Rheumatology Unit, Department of Medicine, Karolinska University Hospital, Solna, Karolinska Institutet, SE-171 76 Stockholm, Sweden.
Arthritis Res Ther. 2012;14(2):R46. doi: 10.1186/ar3759.
Systemic lupus erythematosus (SLE) is a chronic autoimmune disease. Cardiovascular disease (CVD) is common and a major cause of mortality. Studies on cardiovascular morbidity are abundant, whereas mortality studies focusing on cardiovascular outcomes are scarce. The aim of this study was to investigate causes of death and baseline predictors of overall (OM), non-vascular (N-VM), and specifically cardiovascular (CVM) mortality in SLE, and to evaluate systematic coronary risk evaluation (SCORE).
208 SLE patients were included 1995-1999 and followed up after 12 years. Clinical evaluation, CVD risk factors, and biomarkers were recorded at inclusion. Death certificates and autopsy protocols were collected. Causes of death were divided into CVM (ischemic vascular and general atherosclerotic diseases), N-VM and death due to pulmonary hypertension. Predictors of mortality were investigated using multivariable Cox regression. SCORE and standardized mortality ratio (SMR) were calculated.
During follow-up 42 patients died at mean age of 62 years. SMR 2.4 (CI 1.7-3.0). 48% of deaths were caused by CVM. SCORE underestimated CVM but not to a significant level. Age, high cystatin C levels and established arterial disease were the strongest predictors for all- cause mortality. After adjusting for these in multivariable analyses, only smoking among traditional risk factors, and high soluble vascular cell adhesion molecule-1 (sVCAM-1), high sensitivity C-reactive protein (hsCRP), anti-beta2 glycoprotein-1 (abeta2GP1) and any antiphospholipid antibody (aPL) among biomarkers, remained predictive of CVM.
With the exception of smoking, traditional risk factors do not capture the main underlying risk factors for CVM in SLE. Rather, cystatin C levels, inflammatory and endothelial markers, and antiphospholipid antibodies (aPL) differentiate patients with favorable versus severe cardiovascular prognosis.

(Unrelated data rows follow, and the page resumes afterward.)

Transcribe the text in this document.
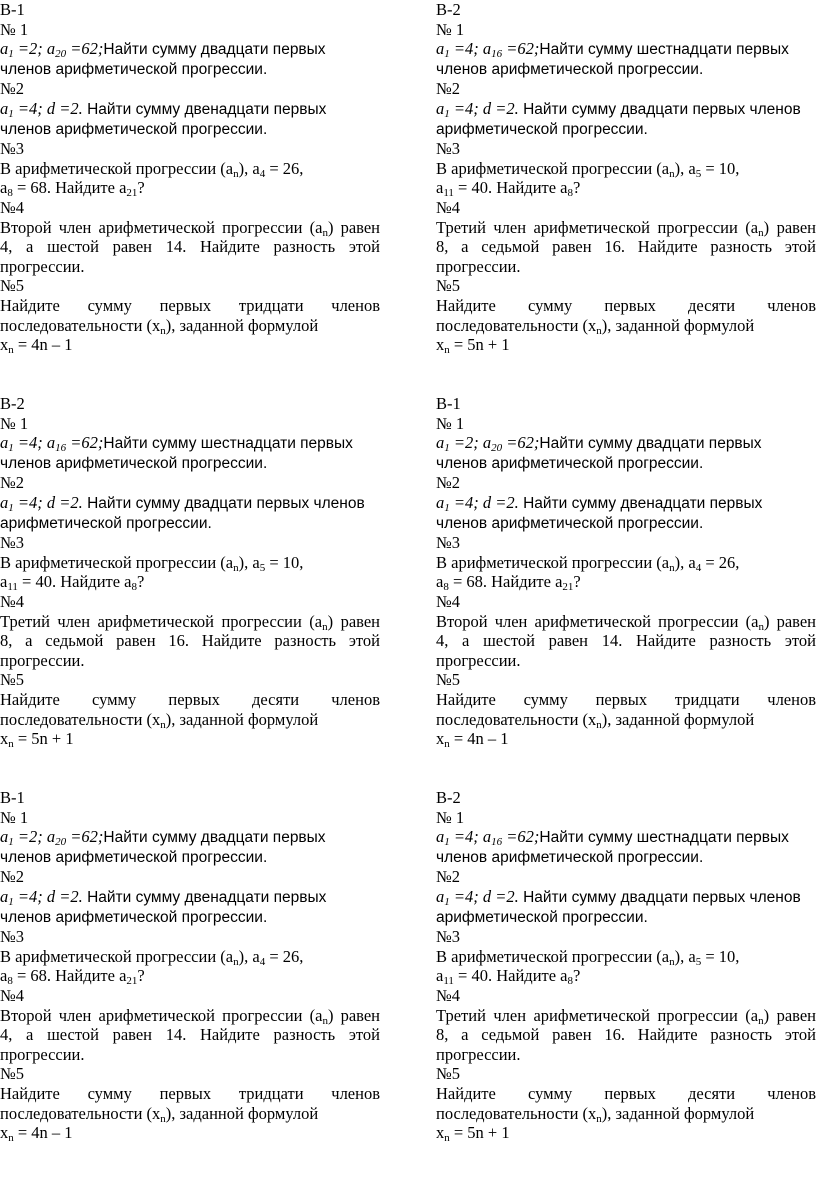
В-1
№ 1
$a_1 =2$; $a_{20}$ =62;Найти сумму двадцати первых
членов арифметической прогрессии.
№2
$a_1 =4$; d =2. Найти сумму двенадцати первых
членов арифметической прогрессии.
№3
В арифметической прогрессии $(a_n)$, $a_4 = 26$,
$a_8 = 68$. Найдите $a_{21}$?
№4
Второй член арифметической прогрессии $(a_n)$ равен
4, а шестой равен 14. Найдите разность этой
прогрессии.
№5
Найдите сумму первых тридцати членов
последовательности $(x_n)$, заданной формулой
$x_n = 4n - 1$
В-2
№ 1
$a_1 =4$; $a_{16}$ =62;Найти сумму шестнадцати первых
членов арифметической прогрессии.
№2
$a_1 =4$; d =2. Найти сумму двадцати первых членов
арифметической прогрессии.
№3
В арифметической прогрессии $(a_n)$, $a_5 = 10$,
$a_{11} = 40$. Найдите $a_8$?
№4
Третий член арифметической прогрессии $(a_n)$ равен
8, а седьмой равен 16. Найдите разность этой
прогрессии.
№5
Найдите сумму первых десяти членов
последовательности $(x_n)$, заданной формулой
$x_n = 5n + 1$
В-2
№ 1
$a_1 =4$; $a_{16}$ =62;Найти сумму шестнадцати первых
членов арифметической прогрессии.
№2
$a_1 =4$; d =2. Найти сумму двадцати первых членов
арифметической прогрессии.
№3
В арифметической прогрессии $(a_n)$, $a_5 = 10$,
$a_{11} = 40$. Найдите $a_8$?
№4
Третий член арифметической прогрессии $(a_n)$ равен
8, а седьмой равен 16. Найдите разность этой
прогрессии.
№5
Найдите сумму первых десяти членов
последовательности $(x_n)$, заданной формулой
$x_n = 5n + 1$
В-1
№ 1
$a_1 =2$; $a_{20}$ =62;Найти сумму двадцати первых
членов арифметической прогрессии.
№2
$a_1 =4$; d =2. Найти сумму двенадцати первых
членов арифметической прогрессии.
№3
В арифметической прогрессии $(a_n)$, $a_4 = 26$,
$a_8 = 68$. Найдите $a_{21}$?
№4
Второй член арифметической прогрессии $(a_n)$ равен
4, а шестой равен 14. Найдите разность этой
прогрессии.
№5
Найдите сумму первых тридцати членов
последовательности $(x_n)$, заданной формулой
$x_n = 4n - 1$
В-1
№ 1
$a_1 =2$; $a_{20}$ =62;Найти сумму двадцати первых
членов арифметической прогрессии.
№2
$a_1 =4$; d =2. Найти сумму двенадцати первых
членов арифметической прогрессии.
№3
В арифметической прогрессии $(a_n)$, $a_4 = 26$,
$a_8 = 68$. Найдите $a_{21}$?
№4
Второй член арифметической прогрессии $(a_n)$ равен
4, а шестой равен 14. Найдите разность этой
прогрессии.
№5
Найдите сумму первых тридцати членов
последовательности $(x_n)$, заданной формулой
$x_n = 4n - 1$
В-2
№ 1
$a_1 =4$; $a_{16}$ =62;Найти сумму шестнадцати первых
членов арифметической прогрессии.
№2
$a_1 =4$; d =2. Найти сумму двадцати первых членов
арифметической прогрессии.
№3
В арифметической прогрессии $(a_n)$, $a_5 = 10$,
$a_{11} = 40$. Найдите $a_8$?
№4
Третий член арифметической прогрессии $(a_n)$ равен
8, а седьмой равен 16. Найдите разность этой
прогрессии.
№5
Найдите сумму первых десяти членов
последовательности $(x_n)$, заданной формулой
$x_n = 5n + 1$
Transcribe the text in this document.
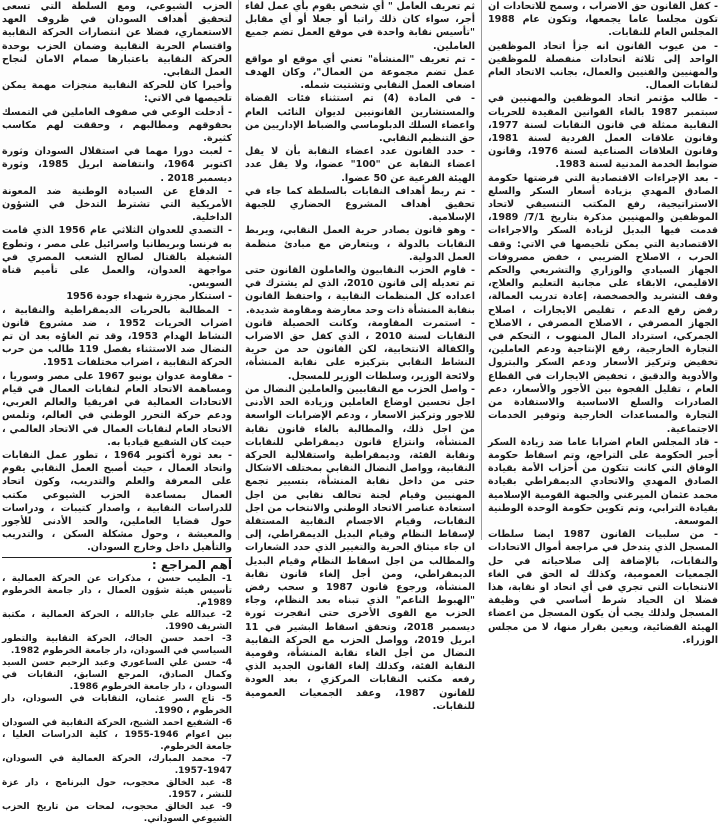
- كفل القانون حق الاضراب ، وسمح للاتحادات ان تكون مجلسا عاما يجمعها، وتكون عام 1988 المجلس العام للنقابات.

- من عيوب القانون انه جزأ اتحاد الموظفين الواحد إلى ثلاثة اتحادات منفصلة للموظفين والمهنيين والفنيين والعمال، بجانب الاتحاد العام لنقابات العمال.

- طالب مؤتمر اتحاد الموظفين والمهنيين في سبتمبر 1987 بالغاء القوانين المقيدة للحريات النقابية ممثلة في قانون النقابات لسنة 1977، وقانون علاقات العمل الفردية لسنة 1981، وقانون العلاقات الصناعية لسنة 1976، وقانون ضوابط الخدمة المدنية لسنة 1983.

- بعد الإجراءات الاقتصادية التي فرضتها حكومة الصادق المهدي بزيادة أسعار السكر والسلع الاستراتيجية، رفع المكتب التنسيقي لاتحاد الموظفين والمهنيين مذكرة بتاريخ 7/1/ 1989، قدمت فيها البديل لزيادة السكر والاجراءات الاقتصادية التي يمكن تلخيصها في الاتي: وقف الحرب ، الاصلاح الضريبي ، خفض مصروفات الجهاز السيادي والوزاري والتشريعي والحكم الاقليمي، الابقاء على مجانية التعليم والعلاج، وقف التشريد والخصخصة، إعادة تدريب العمالة، رفض رفع الدعم ، تقليص الايجارات ، اصلاح الجهاز المصرفي ، الاصلاح المصرفي ، الاصلاح الجمركي، استرداد المال المنهوب ، التحكم في التجارة الخارجية، رفع الإنتاجية ودعم العاملين، تخفيض وتركيز الأسعار ودعم السكر والبترول والأدوية والدقيق ، تخفيض الايجارات في القطاع العام ، تقليل الفجوة بين الأجور والأسعار، دعم الصادرات والسلع الاساسية والاستفادة من التجارة والمساعدات الخارجية وتوفير الخدمات الاجتماعية.

- قاد المجلس العام اضرابا عاما ضد زيادة السكر أجبر الحكومة على التراجع، وتم اسقاط حكومة الوفاق التي كانت تتكون من أحزاب الأمة بقيادة الصادق المهدي والاتحادي الديمقراطي بقيادة محمد عثمان الميرغني والجبهة القومية الإسلامية بقيادة الترابي، وتم تكوين حكومة الوحدة الوطنية الموسعة.

- من سلبيات القانون 1987 ايضا سلطات المسجل الذي يتدخل في مراجعة أموال الاتحادات والنقابات، بالإضافة إلى صلاحياته في حل الجمعيات العمومية، وكذلك له الحق في الغاء الانتخابات التي تجري في أي اتحاد او نقابة، هذا فضلا ان الحياد شرط أساسي في وظيفة المسجل ولذلك يجب أن يكون المسجل من اعضاء الهيئة القضائية، ويعين بقرار منها، لا من مجلس الوزراء.

ثم تعريف العامل " أي شخص يقوم بأي عمل لقاء أجر، سواء كان ذلك راتبا أو جعلا أو أي مقابل "تأسيس نقابة واحدة في موقع العمل تضم جميع العاملين.

- تم تعريف "المنشأة" تعني أي موقع او مواقع عمل تضم مجموعة من العمال"، وكان الهدف اضعاف العمل النقابي وتشتيت شمله.

- في المادة (4) تم استثناء فئات القضاة والمستشارين القانونيين لديوان النائب العام واعضاء السلك الدبلوماسي والضباط الإداريين من حق التنظيم النقابي.

- حدد القانون عدد اعضاء النقابة بأن لا يقل اعضاء النقابة عن "100" عضوا، ولا يقل عدد الهيئة الفرعية عن 50 عضوا.

- تم ربط أهداف النقابات بالسلطة كما جاء في تحقيق أهداف المشروع الحضاري للجبهة الإسلامية.

- وهو قانون يصادر حرية العمل النقابي، ويربط النقابات بالدولة ، ويتعارض مع مبادئ منظمة العمل الدولية.

- قاوم الحزب النقابيون والعاملون القانون حتى تم تعديله إلى قانون 2010، الذي لم يشترك في اعداده كل المنظمات النقابية ، واحتفظ القانون بنقابة المنشأة ذات وحد معارضة ومقاومة شديدة.

- استمرت المقاومة، وكانت الحصيلة قانون النقابات لسنة 2010 ، الذي كفل حق الاضراب والكفالة الانتخابية، لكن القانون حد من حرية النشاط النقابي بتركيزه على نقابة المنشأة، ولائحة الوزير، وسلطات الوزير للمسجل.

- واصل الحزب مع النقابيين والعاملين النضال من اجل تحسين اوضاع العاملين وزيادة الحد الأدنى للاجور وتركيز الاسعار ، ودعم الإضرابات الواسعة من اجل ذلك، والمطالبة بالغاء قانون نقابة المنشأة، وانتزاع قانون ديمقراطي للنقابات ونقابة الفئة، وديمقراطية واستقلالية الحركة النقابية، وواصل النضال النقابي بمختلف الاشكال حتى من داخل نقابة المنشأة، بتسيير تجمع المهنيين وقيام لجنة تحالف نقابي من اجل استعادة عناصر الاتحاد الوطني والانتخاب من اجل النقابات، وقيام الاجسام النقابية المستقلة لإسقاط النظام وقيام البديل الديمقراطي، إلى ان جاء ميثاق الحرية والتغيير الذي حدد الشعارات والمطالب من اجل اسقاط النظام وقيام البديل الديمقراطي، ومن أجل إلغاء قانون نقابة المنشأة، ورجوع قانون 1987 و سحب رفض "الهبوط الناعم" الذي تبناه بعد النظام، وجاء الحزب مع القوى الأخرى حتى انفجرت ثورة ديسمبر 2018، وتحقق اسقاط البشير في 11 ابريل 2019، وواصل الحزب مع الحركة النقابية النضال من أجل الغاء نقابة المنشأة، وقومية النقابة الفئة، وكذلك إلغاء القانون الجديد الذي رفعه مكتب النقابات المركزي ، بعد العودة للقانون 1987، وعقد الجمعيات العمومية للنقابات.

الحزب الشيوعي، ومع السلطة التي تسعى لتحقيق أهداف السودان في ظروف العهد الاستعماري، فضلا عن انتصارات الحركة النقابية واقتسام الحرية النقابية وضمان الحزب بوحدة الحركة النقابية باعتبارها صمام الامان لنجاح العمل النقابي.

وأخيرا كان للحركة النقابية منجزات مهمة يمكن تلخيصها في الاتي:

- أدخلت الوعي في صفوف العاملين في التمسك بحقوقهم ومطالبهم ، وحققت لهم مكاسب كثيرة.

- لعبت دورا مهما في استقلال السودان وثورة اكتوبر 1964، وانتفاضة ابريل 1985، وثورة ديسمبر 2018 .

- الدفاع عن السيادة الوطنية ضد المعونة الأمريكية التي تشترط التدخل في الشؤون الداخلية.

- التصدي للعدوان الثلاثي عام 1956 الذي قامت به فرنسا وبريطانيا واسرائيل على مصر ، وتطوع الشغيلة بالقتال لصالح الشعب المصري في مواجهة العدوان، والعمل على تأميم قناة السويس.

- استنكار مجزرة شهداء جودة 1956

- المطالبة بالحريات الديمقراطية والنقابية ، اضراب الحريات 1952 ، ضد مشروع قانون النشاط الهدام 1953، وقد تم الغاؤه بعد ان تم النضال ضد الاستثناء بفصل 119 طالب من حرب الحركة النقابية ، اضراب مختلفات 1951.

- مقاومة عدوان يونيو 1967 على مصر وسوريا ، ومساهمة الاتحاد العام لنقابات العمال في قيام الاتحادات العمالية في افريقيا والعالم العربي، ودعم حركة التحرر الوطني في العالم، وتلمس الاتحاد العام لنقابات العمال في الاتحاد العالمي ، حيث كان الشفيع قياديا به.

- بعد ثورة أكتوبر 1964 ، تطور عمل النقابات واتحاد العمال ، حيث أصبح العمل النقابي يقوم على المعرفة والعلم والتدريب، وكون اتحاد العمال بمساعدة الحزب الشيوعي مكتب للدراسات النقابية ، واصدار كتيبات ، ودراسات حول قضايا العاملين، والحد الأدنى للأجور والمعيشة ، وحول مشكلة السكن ، والتدريب والتأهيل داخل وخارج السودان.

أهم المراجع :
1- الطيب حسن ، مذكرات عن الحركة العمالية ، تأسيس هيئة شؤون العمال ، دار جامعة الخرطوم 1989م.
2- عبدالله علي جادالله ، الحركة العمالية ، مكتبة الشريف 1990.
3- احمد حسن الجاك، الحركة النقابية والتطور السياسي في السودان، دار جامعة الخرطوم 1982.
4- حسن علي الساعوري وعبد الرحيم حسن السيد وكمال الصادق، المرجع السابق، النقابات في السودان ، دار جامعة الخرطوم 1986.
5- تاج السر عثمان، النقابات في السودان، دار الخرطوم ، 1990.
6- الشفيع احمد الشيخ، الحركة النقابية في السودان بين اعوام 1946-1955 ، كلية الدراسات العليا ، جامعة الخرطوم.
7- محمد المبارك، الحركة العمالية في السودان، 1947-1957.
8- عبد الخالق محجوب، حول البرنامج ، دار عزة للنشر ، 1957.
9- عبد الخالق محجوب، لمحات من تاريخ الحزب الشيوعي السوداني.
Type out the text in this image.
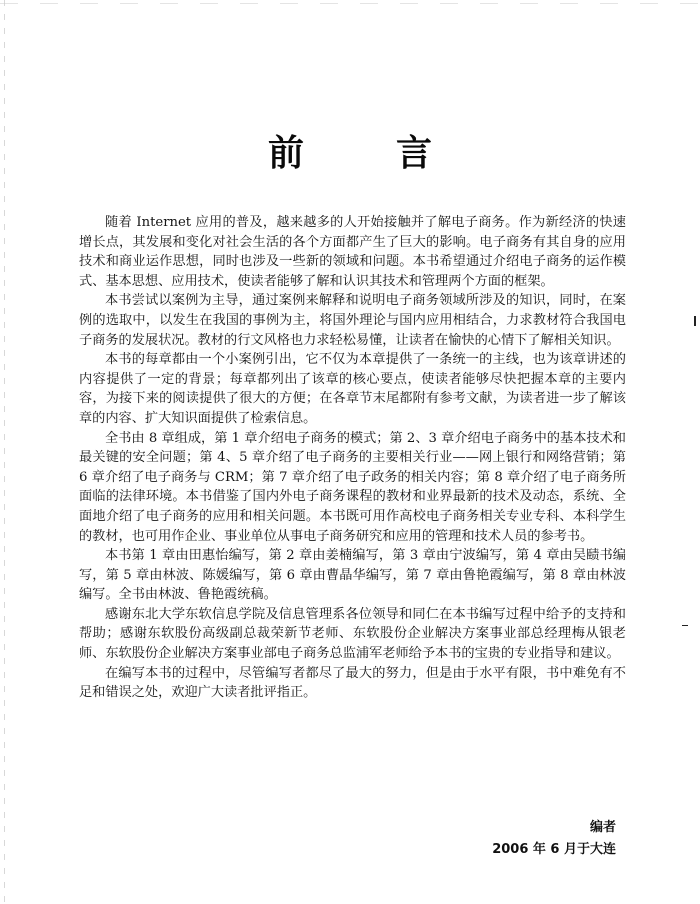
前　言

随着 Internet 应用的普及，越来越多的人开始接触并了解电子商务。作为新经济的快速增长点，其发展和变化对社会生活的各个方面都产生了巨大的影响。电子商务有其自身的应用技术和商业运作思想，同时也涉及一些新的领域和问题。本书希望通过介绍电子商务的运作模式、基本思想、应用技术，使读者能够了解和认识其技术和管理两个方面的框架。

本书尝试以案例为主导，通过案例来解释和说明电子商务领域所涉及的知识，同时，在案例的选取中，以发生在我国的事例为主，将国外理论与国内应用相结合，力求教材符合我国电子商务的发展状况。教材的行文风格也力求轻松易懂，让读者在愉快的心情下了解相关知识。

本书的每章都由一个小案例引出，它不仅为本章提供了一条统一的主线，也为该章讲述的内容提供了一定的背景；每章都列出了该章的核心要点，使读者能够尽快把握本章的主要内容，为接下来的阅读提供了很大的方便；在各章节末尾都附有参考文献，为读者进一步了解该章的内容、扩大知识面提供了检索信息。

全书由 8 章组成，第 1 章介绍电子商务的模式；第 2、3 章介绍电子商务中的基本技术和最关键的安全问题；第 4、5 章介绍了电子商务的主要相关行业——网上银行和网络营销；第 6 章介绍了电子商务与 CRM；第 7 章介绍了电子政务的相关内容；第 8 章介绍了电子商务所面临的法律环境。本书借鉴了国内外电子商务课程的教材和业界最新的技术及动态，系统、全面地介绍了电子商务的应用和相关问题。本书既可用作高校电子商务相关专业专科、本科学生的教材，也可用作企业、事业单位从事电子商务研究和应用的管理和技术人员的参考书。

本书第 1 章由田惠怡编写，第 2 章由姜楠编写，第 3 章由宁波编写，第 4 章由吴赜书编写，第 5 章由林波、陈媛编写，第 6 章由曹晶华编写，第 7 章由鲁艳霞编写，第 8 章由林波编写。全书由林波、鲁艳霞统稿。

感谢东北大学东软信息学院及信息管理系各位领导和同仁在本书编写过程中给予的支持和帮助；感谢东软股份高级副总裁荣新节老师、东软股份企业解决方案事业部总经理梅从银老师、东软股份企业解决方案事业部电子商务总监浦军老师给予本书的宝贵的专业指导和建议。

在编写本书的过程中，尽管编写者都尽了最大的努力，但是由于水平有限，书中难免有不足和错误之处，欢迎广大读者批评指正。

编者
2006 年 6 月于大连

Our results suggest that these new biomarkers are useful in evaluating the future risk of cardiovascular mortality in SLE patients.
系统性红斑狼疮(SLE)是一种慢性自身免疫性疾病。心血管疾病(CVD)很常见,也是主要的死亡原因。关于心血管发病率的研究很多,而关注心血管结局的死亡率研究却很少。本研究旨在探讨SLE 患者的死亡原因和全因(OM)、非血管性(N-VM)和特定心血管(CVM)死亡率的基线预测因素,并评估系统性冠状动脉风险评估(SCORE)。
纳入 208 例 1995-1999 年的 SLE 患者,随访 12 年后。在纳入时记录临床评估、CVD 危险因素和生物标志物。收集死亡证明和尸检方案。将死亡原因分为 CVM(缺血性血管和一般动脉粥样硬化疾病)、N-VM 和肺动脉高压导致的死亡。使用多变量 Cox 回归分析死亡率的预测因素。计算 SCORE 和标准化死亡率比(SMR)。
随访期间,42 名患者平均年龄 62 岁死亡。SMR 2.4(CI 1.7-3.0)。48%的死亡是由 CVM 引起的。SCORE 低估了 CVM,但没有达到显著水平。年龄、高胱抑素 C 水平和已确立的动脉疾病是全因死亡的最强预测因素。在多变量分析中调整这些因素后,只有传统危险因素中的吸烟,以及生物标志物中的高可溶性血管细胞黏附分子-1(sVCAM-1)、高敏 C 反应蛋白(hsCRP)、抗β2 糖蛋白-1(abeta2GP1)和任何抗磷脂抗体(aPL),仍然预测 CVM。
除了吸烟外,传统危险因素并不能捕捉到 SLE 患者 CVM 的主要潜在危险因素。相反,胱抑素 C 水平、炎症和内皮标志物以及抗磷脂抗体(aPL)区分了具有良好和严重心血管预后的患者。我们的结果表明,这些新的生物标志物可用于评估 SLE 患者未来心血管死亡率的风险。